Mereka menyebutnya 'Holy Water' air yang dimurnikan oleh kirana menggunakan kemampuannya.

"Jangan terlalu lama, ah, aku tidak akan memakai baju kuno itu, pokoknya jangan," perintah fika pada seorang pelayan.

"Tapi yang mulia, ini kan setting jaman kuno."

"Oh iya, cari yang lebih terbuka," dia melihat dengan teliti, "Itu aku suka! kebaya lengan pendek berwarna perak, dengan selendang batik dan kain tapis pendek."

"Baik yang mulia."

Para pelayan merias Fika dengan cara lama. Orang-orang jaman dulu tidak butuh kapur untuk mengecat wajah, berkat mandi setiap hari dengan air suci dan selain itu, kerasnya latihan membuat tubuhnya semakin sempurna. Tanpa hiasan menye-menye, kulit mereka kencang dan mulus, tubuh mereka bugar dan langsing.

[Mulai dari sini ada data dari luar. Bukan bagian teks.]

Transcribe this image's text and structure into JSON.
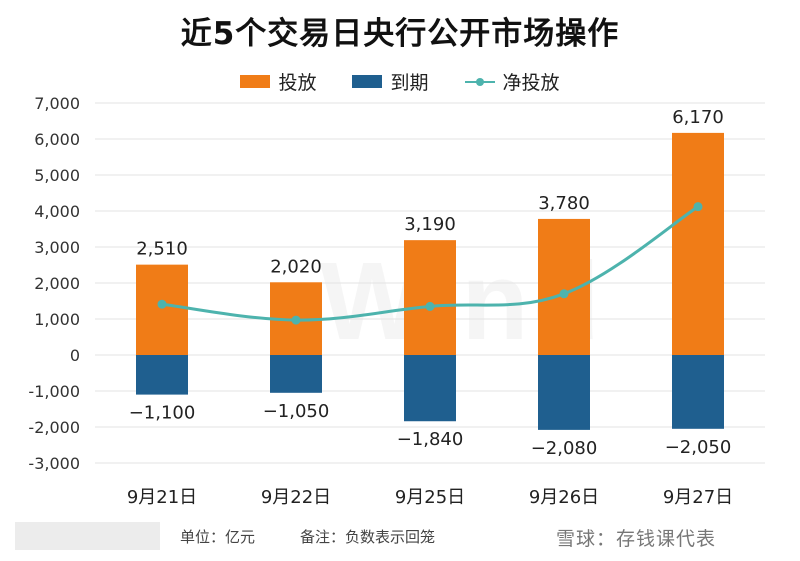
{
  "title": "近5个交易日央行公开市场操作",
  "legend": {
    "release": "投放",
    "expire": "到期",
    "net": "净投放"
  },
  "colors": {
    "release": "#f07c17",
    "expire": "#1f5f8f",
    "net": "#4db3ad",
    "grid": "#e3e3e3"
  },
  "chart_data": {
    "type": "bar",
    "categories": [
      "9月21日",
      "9月22日",
      "9月25日",
      "9月26日",
      "9月27日"
    ],
    "series": [
      {
        "name": "投放",
        "type": "bar",
        "values": [
          2510,
          2020,
          3190,
          3780,
          6170
        ],
        "labels": [
          "2,510",
          "2,020",
          "3,190",
          "3,780",
          "6,170"
        ]
      },
      {
        "name": "到期",
        "type": "bar",
        "values": [
          -1100,
          -1050,
          -1840,
          -2080,
          -2050
        ],
        "labels": [
          "−1,100",
          "−1,050",
          "−1,840",
          "−2,080",
          "−2,050"
        ]
      },
      {
        "name": "净投放",
        "type": "line",
        "values": [
          1410,
          970,
          1350,
          1700,
          4120
        ]
      }
    ],
    "ylim": [
      -3000,
      7000
    ],
    "yticks": [
      -3000,
      -2000,
      -1000,
      0,
      1000,
      2000,
      3000,
      4000,
      5000,
      6000,
      7000
    ],
    "ytick_labels": [
      "-3,000",
      "-2,000",
      "-1,000",
      "0",
      "1,000",
      "2,000",
      "3,000",
      "4,000",
      "5,000",
      "6,000",
      "7,000"
    ],
    "grid": true,
    "legend_position": "top-center"
  },
  "footer": {
    "unit": "单位：亿元",
    "note": "备注：负数表示回笼",
    "brand": "雪球：存钱课代表"
  },
  "watermark": "Wind"
}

Tepat jam tujuh malam, terlihat dari lautan yang tidak terlalu dalam, cahaya lentera dan nyanyian para manusia terdengar samar. Kereta kencana di-iringi para tentara berbaju besi dengan tombak, pedang dan perisai, terkordinasi dengan baik. Kereta itu didorong oleh satu ekor kuda yang memiliki sayap, kuda itu bisa berjalan di atas air dan bisa terbang dengan jauh.

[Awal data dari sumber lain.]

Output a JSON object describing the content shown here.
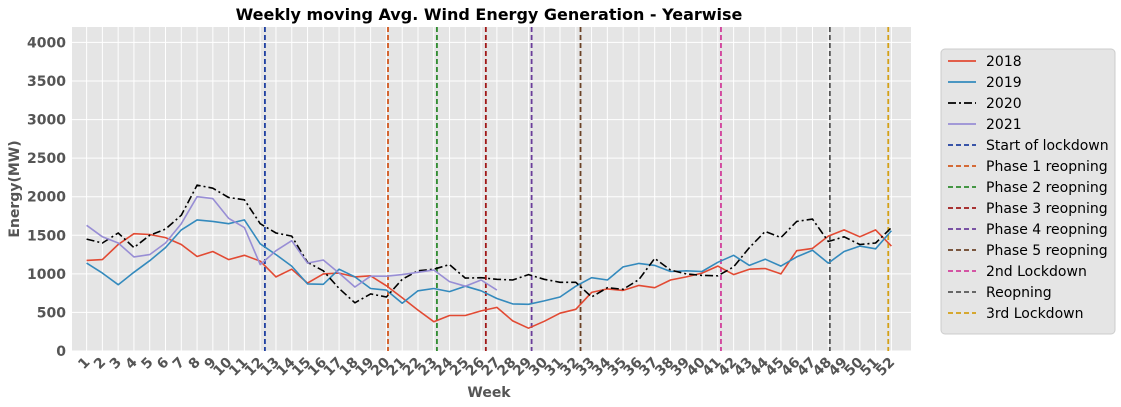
{
  "chart_data": {
    "type": "line",
    "title": "Weekly moving Avg. Wind Energy Generation - Yearwise",
    "xlabel": "Week",
    "ylabel": "Energy(MW)",
    "x": [
      1,
      2,
      3,
      4,
      5,
      6,
      7,
      8,
      9,
      10,
      11,
      12,
      13,
      14,
      15,
      16,
      17,
      18,
      19,
      20,
      21,
      22,
      23,
      24,
      25,
      26,
      27,
      28,
      29,
      30,
      31,
      32,
      33,
      34,
      35,
      36,
      37,
      38,
      39,
      40,
      41,
      42,
      43,
      44,
      45,
      46,
      47,
      48,
      49,
      50,
      51,
      52
    ],
    "ylim": [
      0,
      4200
    ],
    "yticks": [
      0,
      500,
      1000,
      1500,
      2000,
      2500,
      3000,
      3500,
      4000
    ],
    "grid": true,
    "legend_position": "outside right",
    "series": [
      {
        "name": "2018",
        "color": "#E24A33",
        "style": "solid",
        "values": [
          1175,
          1185,
          1380,
          1520,
          1510,
          1470,
          1380,
          1225,
          1290,
          1185,
          1240,
          1165,
          960,
          1060,
          880,
          1000,
          1010,
          960,
          975,
          845,
          690,
          530,
          380,
          460,
          460,
          520,
          565,
          390,
          295,
          385,
          490,
          540,
          760,
          805,
          785,
          850,
          820,
          920,
          960,
          1010,
          1100,
          990,
          1060,
          1070,
          1000,
          1300,
          1330,
          1490,
          1570,
          1480,
          1570,
          1360
        ]
      },
      {
        "name": "2019",
        "color": "#348ABD",
        "style": "solid",
        "values": [
          1140,
          1010,
          860,
          1020,
          1170,
          1340,
          1570,
          1700,
          1680,
          1650,
          1700,
          1390,
          1250,
          1100,
          870,
          865,
          1060,
          960,
          810,
          790,
          620,
          780,
          810,
          770,
          840,
          780,
          680,
          610,
          605,
          650,
          700,
          840,
          950,
          920,
          1090,
          1135,
          1110,
          1030,
          1040,
          1030,
          1150,
          1240,
          1110,
          1190,
          1100,
          1220,
          1305,
          1140,
          1290,
          1360,
          1325,
          1560
        ]
      },
      {
        "name": "2020",
        "color": "#000000",
        "style": "dashdot",
        "values": [
          1450,
          1400,
          1530,
          1340,
          1500,
          1580,
          1760,
          2150,
          2110,
          1990,
          1960,
          1650,
          1530,
          1490,
          1150,
          1040,
          810,
          625,
          740,
          700,
          930,
          1040,
          1060,
          1120,
          945,
          950,
          930,
          920,
          990,
          930,
          890,
          890,
          700,
          820,
          800,
          925,
          1200,
          1050,
          1000,
          980,
          975,
          1090,
          1340,
          1550,
          1470,
          1680,
          1710,
          1420,
          1480,
          1380,
          1400,
          1600
        ]
      },
      {
        "name": "2021",
        "color": "#988ED5",
        "style": "solid",
        "values": [
          1630,
          1480,
          1400,
          1220,
          1250,
          1400,
          1650,
          2000,
          1975,
          1720,
          1600,
          1120,
          1300,
          1430,
          1140,
          1180,
          1010,
          830,
          970,
          970,
          990,
          1020,
          1050,
          900,
          840,
          920,
          790,
          null,
          null,
          null,
          null,
          null,
          null,
          null,
          null,
          null,
          null,
          null,
          null,
          null,
          null,
          null,
          null,
          null,
          null,
          null,
          null,
          null,
          null,
          null,
          null,
          null
        ]
      }
    ],
    "vlines": [
      {
        "name": "Start of lockdown",
        "x": 12.3,
        "color": "#1F3FA0"
      },
      {
        "name": "Phase 1 reopning",
        "x": 20.1,
        "color": "#D2581E"
      },
      {
        "name": "Phase 2 reopning",
        "x": 23.2,
        "color": "#2E8B2E"
      },
      {
        "name": "Phase 3 reopning",
        "x": 26.3,
        "color": "#A01818"
      },
      {
        "name": "Phase 4 reopning",
        "x": 29.2,
        "color": "#6A3D9A"
      },
      {
        "name": "Phase 5 reopning",
        "x": 32.3,
        "color": "#6B4226"
      },
      {
        "name": "2nd Lockdown",
        "x": 41.2,
        "color": "#D13F9A"
      },
      {
        "name": "Reopning",
        "x": 48.1,
        "color": "#555555"
      },
      {
        "name": "3rd Lockdown",
        "x": 51.8,
        "color": "#D4A017"
      }
    ]
  }
}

Fika selalu ingin melarikan diri dari Istana laut, untuk pergi menemukan petualangan yang sesungguhnya, saat berada di dalam Istana untuk seumur hidup, dia tidak akan mendapatkan apa yang sebenarnya dia inginkan. Sambil memandang keluar jendela kereta, perasaannya sangat tidak sabar untuk segera mengembara, bertemu dengan orang-orang baru, memiliki banyak teman yang berdiri di samping, saling menjaga satu sama lain, dan menembus dinding pembatas, terbang bebas ke atas awan. Menghajar orang-orang jahat dan melindungi yang lemah. Seperti kata buaya putih, "Istana-istana sihir para penjahat menunggu untuk dihancurkan. Palu keadilan akan menentukan beratnya dosa yang kalian lakukan, kebebasan bagi orang-orang jahat adalah panggung utamaku untuk bersinar."

"Aku akan menghukum para penjahat," ucap fika dengan pelan, dengan wajah serius.

"Kau ngomong apa?" Ucap ibunya, sorak-sorai dari para makhluk yang berkumpul di depan istana menyamarkan ucapan fika sehingga ibunya tidak dengar.

"Tidak ada."

Petualangan Fika di dunia manusia akan dimulai. Akankah dunia manusia membuat hasratnya terpenuhi.

PERINGATAN!!!

Cerita ini berpotensi untuk dibenci, karena kesalahan kata, atau karena terlalu mengada-ada.

Ini adalah peringatan untuk diri sendiri, bukan kalian para pembaca hahaha!